The synthesis. Large controlled and observational studies do not show population-level psychiatric harm in the groups studied. Pharmacovigilance can still capture uncommon or subgroup-specific reports that broad trials are less suited to characterize. Both findings can be true at the same time, and a 2026 review calls for dedicated prospective trials with prespecified psychiatric endpoints to clarify the psychiatric effects of GLP-1 receptor agonists (Sa et al., 2026).
How Does Semaglutide Affect the Brain’s Stress and Anxiety Circuits
Paraventricular nucleus (PVN). The PVN helps coordinate the HPA axis: CRH signaling can trigger ACTH and cortisol release. GLP-1 receptors are expressed in stress-related brain regions, and animal work links central GLP-1 signaling to endocrine and anxiety responses. Winzeler et al. (2019) showed no 24-hour cortisol increase from approved-dose dulaglutide, so persistent cortisol elevation is unlikely to explain every GLP-1-related arousal report.
Locus coeruleus (LC). The LC is a major noradrenaline source involved in arousal, autonomic responses, and vigilance. In rat work, LC GLP-1 receptors contributed to food-intake suppression, nausea-like behavior, and autonomic effects. That makes LC signaling a plausible contributor to restlessness or panic-like arousal, but direct evidence in humans taking semaglutide is still limited.
Nucleus of the solitary tract (NTS) to amygdala. The NTS receives visceral input from the gut and is part of the central GLP-1 network. Animal work shows central GLP-1 signaling can affect anxiety-related responses through the amygdala. If nausea or gastrointestinal discomfort is present at bedtime, visceral input may contribute to anxiety-like arousal.
Dopamine and serotonin modulation. GLP-1 receptors are expressed in brain regions involved in reward and mood. A 2026 review found preliminary evidence for modest antidepressant effects and potential psychiatric benefits in some contexts, while also noting inconsistent evidence and underrepresentation of people with psychiatric comorbidities (Sa et al., 2026).
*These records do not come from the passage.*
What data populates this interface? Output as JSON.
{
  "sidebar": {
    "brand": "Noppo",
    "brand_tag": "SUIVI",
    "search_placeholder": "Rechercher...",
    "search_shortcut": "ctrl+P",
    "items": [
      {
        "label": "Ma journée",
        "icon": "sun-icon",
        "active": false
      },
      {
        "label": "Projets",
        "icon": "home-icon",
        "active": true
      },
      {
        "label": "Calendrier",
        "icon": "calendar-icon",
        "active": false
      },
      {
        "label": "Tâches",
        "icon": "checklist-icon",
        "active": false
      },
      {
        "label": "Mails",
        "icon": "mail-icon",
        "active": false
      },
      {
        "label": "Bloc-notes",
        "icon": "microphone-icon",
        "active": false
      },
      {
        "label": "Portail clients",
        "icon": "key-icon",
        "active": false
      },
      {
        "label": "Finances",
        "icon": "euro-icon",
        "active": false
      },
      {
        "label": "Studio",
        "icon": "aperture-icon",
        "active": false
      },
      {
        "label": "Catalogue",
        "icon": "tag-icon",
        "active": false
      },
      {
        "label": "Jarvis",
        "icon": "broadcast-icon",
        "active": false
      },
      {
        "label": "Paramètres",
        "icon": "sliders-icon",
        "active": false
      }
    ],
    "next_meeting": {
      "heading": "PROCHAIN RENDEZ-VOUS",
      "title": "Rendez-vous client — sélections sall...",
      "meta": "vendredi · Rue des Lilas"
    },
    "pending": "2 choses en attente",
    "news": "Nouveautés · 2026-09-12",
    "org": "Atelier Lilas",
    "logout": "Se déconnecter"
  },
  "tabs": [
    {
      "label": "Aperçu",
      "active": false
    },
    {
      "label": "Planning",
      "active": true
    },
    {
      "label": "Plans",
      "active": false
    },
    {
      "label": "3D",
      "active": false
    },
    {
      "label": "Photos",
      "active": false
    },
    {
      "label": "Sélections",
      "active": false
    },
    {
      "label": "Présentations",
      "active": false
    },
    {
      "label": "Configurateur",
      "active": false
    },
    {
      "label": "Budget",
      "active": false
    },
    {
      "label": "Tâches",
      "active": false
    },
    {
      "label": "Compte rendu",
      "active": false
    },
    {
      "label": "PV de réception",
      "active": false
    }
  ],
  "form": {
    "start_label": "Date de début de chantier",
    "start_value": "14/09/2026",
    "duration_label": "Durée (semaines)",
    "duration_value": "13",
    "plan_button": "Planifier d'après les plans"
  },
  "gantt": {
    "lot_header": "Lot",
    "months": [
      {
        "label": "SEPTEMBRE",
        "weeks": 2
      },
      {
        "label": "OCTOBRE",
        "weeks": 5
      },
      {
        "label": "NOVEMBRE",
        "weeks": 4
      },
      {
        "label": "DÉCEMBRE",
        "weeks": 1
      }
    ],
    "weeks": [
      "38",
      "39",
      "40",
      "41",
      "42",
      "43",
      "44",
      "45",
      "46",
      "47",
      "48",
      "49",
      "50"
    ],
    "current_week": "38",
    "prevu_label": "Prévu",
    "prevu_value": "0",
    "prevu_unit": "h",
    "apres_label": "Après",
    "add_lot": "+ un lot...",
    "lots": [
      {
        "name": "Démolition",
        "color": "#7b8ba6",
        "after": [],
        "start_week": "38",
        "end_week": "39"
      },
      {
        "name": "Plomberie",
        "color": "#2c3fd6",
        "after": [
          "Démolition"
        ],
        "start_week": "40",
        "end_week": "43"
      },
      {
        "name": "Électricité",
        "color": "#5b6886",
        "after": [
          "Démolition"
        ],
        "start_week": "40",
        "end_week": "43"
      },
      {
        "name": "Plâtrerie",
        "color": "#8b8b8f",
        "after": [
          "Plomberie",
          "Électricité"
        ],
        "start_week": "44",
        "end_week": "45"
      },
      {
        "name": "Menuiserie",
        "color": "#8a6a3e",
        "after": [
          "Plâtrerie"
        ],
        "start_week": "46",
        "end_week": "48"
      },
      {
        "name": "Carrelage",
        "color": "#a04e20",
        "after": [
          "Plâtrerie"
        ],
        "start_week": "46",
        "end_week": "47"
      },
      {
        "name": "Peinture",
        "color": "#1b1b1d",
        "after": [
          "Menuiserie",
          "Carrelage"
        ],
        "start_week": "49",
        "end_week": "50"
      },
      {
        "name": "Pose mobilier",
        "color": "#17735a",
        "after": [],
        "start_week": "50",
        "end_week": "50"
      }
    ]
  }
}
Why nighttime is different. During waking hours, external activity competes with internal sensations. At bedtime, reduced external input can make arousal, nausea, palpitations, or glucose-related sensations more noticeable.
Nighttime anxiety on GLP-1 drugs can stem from orexin-related arousal, lower overnight fuel availability, autonomic activation, nausea-related visceral input, or stress-circuit signaling. These pathways can also overlap with hormonal, circadian, and metabolic causes of nighttime waking that exist independently of the drug. Naming the likely contributors is the first step toward a more specific response.
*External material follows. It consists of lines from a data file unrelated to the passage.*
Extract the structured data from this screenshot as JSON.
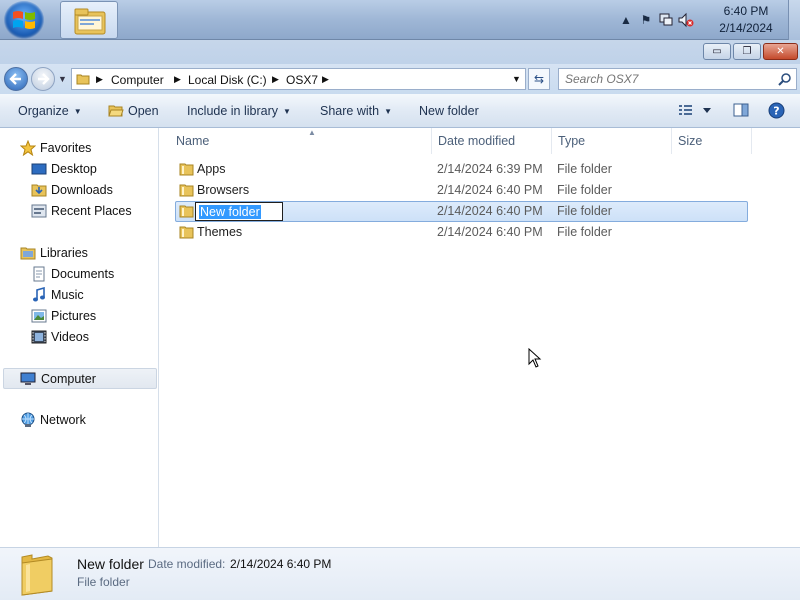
{
  "taskbar": {
    "clock_time": "6:40 PM",
    "clock_date": "2/14/2024",
    "tray_icons": [
      "show-hidden-icon",
      "action-center-flag-icon",
      "network-icon",
      "volume-muted-icon"
    ]
  },
  "window": {
    "controls": {
      "minimize": "▭",
      "maximize": "❐",
      "close": "✕"
    }
  },
  "address": {
    "breadcrumbs": [
      "Computer",
      "Local Disk (C:)",
      "OSX7"
    ],
    "search_placeholder": "Search OSX7"
  },
  "toolbar": {
    "organize": "Organize",
    "open": "Open",
    "include_in_library": "Include in library",
    "share_with": "Share with",
    "new_folder": "New folder"
  },
  "nav": {
    "favorites": "Favorites",
    "desktop": "Desktop",
    "downloads": "Downloads",
    "recent_places": "Recent Places",
    "libraries": "Libraries",
    "documents": "Documents",
    "music": "Music",
    "pictures": "Pictures",
    "videos": "Videos",
    "computer": "Computer",
    "network": "Network"
  },
  "columns": {
    "name": "Name",
    "date_modified": "Date modified",
    "type": "Type",
    "size": "Size"
  },
  "files": [
    {
      "name": "Apps",
      "date": "2/14/2024 6:39 PM",
      "type": "File folder"
    },
    {
      "name": "Browsers",
      "date": "2/14/2024 6:40 PM",
      "type": "File folder"
    },
    {
      "name": "New folder",
      "date": "2/14/2024 6:40 PM",
      "type": "File folder"
    },
    {
      "name": "Themes",
      "date": "2/14/2024 6:40 PM",
      "type": "File folder"
    }
  ],
  "details": {
    "name": "New folder",
    "date_label": "Date modified:",
    "date_value": "2/14/2024 6:40 PM",
    "type": "File folder"
  },
  "colors": {
    "selection": "#cde1f8",
    "selection_border": "#84acdd",
    "rename_highlight": "#3399ff"
  }
}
Find out which causes might be driving your nighttime anxiety →
Does Semaglutide Cause Panic Attacks or Just General Anxiety
The distinction between pharmacological arousal and panic disorder matters. If the timing tracks closely with dose escalation, appetite suppression, nausea, or overnight glucose instability, a drug-related arousal pattern becomes more plausible. Panic disorder, by contrast, is recurrent and often accompanied by avoidance behavior.
The FAERS analysis identified several arousal-adjacent categories — nervousness, fear of eating, and fear of injection — consistent with GLP-1 receptor agonists activating arousal-related pathways in some reports (Chen et al., 2024).
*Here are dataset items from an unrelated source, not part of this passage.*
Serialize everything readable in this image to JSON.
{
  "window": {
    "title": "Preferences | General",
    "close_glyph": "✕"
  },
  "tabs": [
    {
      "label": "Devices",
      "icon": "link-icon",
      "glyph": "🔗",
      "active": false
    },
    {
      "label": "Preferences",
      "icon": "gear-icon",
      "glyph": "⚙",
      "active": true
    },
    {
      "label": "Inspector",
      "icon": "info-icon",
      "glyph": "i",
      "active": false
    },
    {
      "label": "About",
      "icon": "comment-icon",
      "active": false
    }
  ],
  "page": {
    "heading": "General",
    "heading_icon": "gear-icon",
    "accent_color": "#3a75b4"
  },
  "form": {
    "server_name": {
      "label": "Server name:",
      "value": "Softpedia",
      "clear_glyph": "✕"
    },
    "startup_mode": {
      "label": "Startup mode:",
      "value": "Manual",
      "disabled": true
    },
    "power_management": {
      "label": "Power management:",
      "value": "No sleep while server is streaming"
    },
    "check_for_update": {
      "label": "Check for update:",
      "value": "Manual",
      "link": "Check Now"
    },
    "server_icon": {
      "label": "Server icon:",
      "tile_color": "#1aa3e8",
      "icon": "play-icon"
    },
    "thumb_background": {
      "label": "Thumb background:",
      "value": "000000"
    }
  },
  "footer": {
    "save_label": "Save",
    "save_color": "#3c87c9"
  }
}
Is Nighttime Anxiety on Ozempic a Psychiatric Condition or a Drug Side Effect
This distinction has practical implications. A drug-related arousal pattern may track with dose changes, injection timing, reduced food intake, nausea, or sleep disruption. An anxiety disorder has its own pattern and may persist outside the medication timeline. If anxiety persists or intensifies over weeks, discussion with a qualified medical professional is reasonable (Taipale et al., 2026).
Does Ozempic Anxiety Improve When You Stop Taking the Drug
The washout timeline matters for interpretation. If anxiety improves as semaglutide exposure falls, that would be consistent with a drug-related contributor. If anxiety persists after drug levels have fallen, another contributor may be involved. The current research does not provide a measured anxiety-resolution timeline after stopping semaglutide.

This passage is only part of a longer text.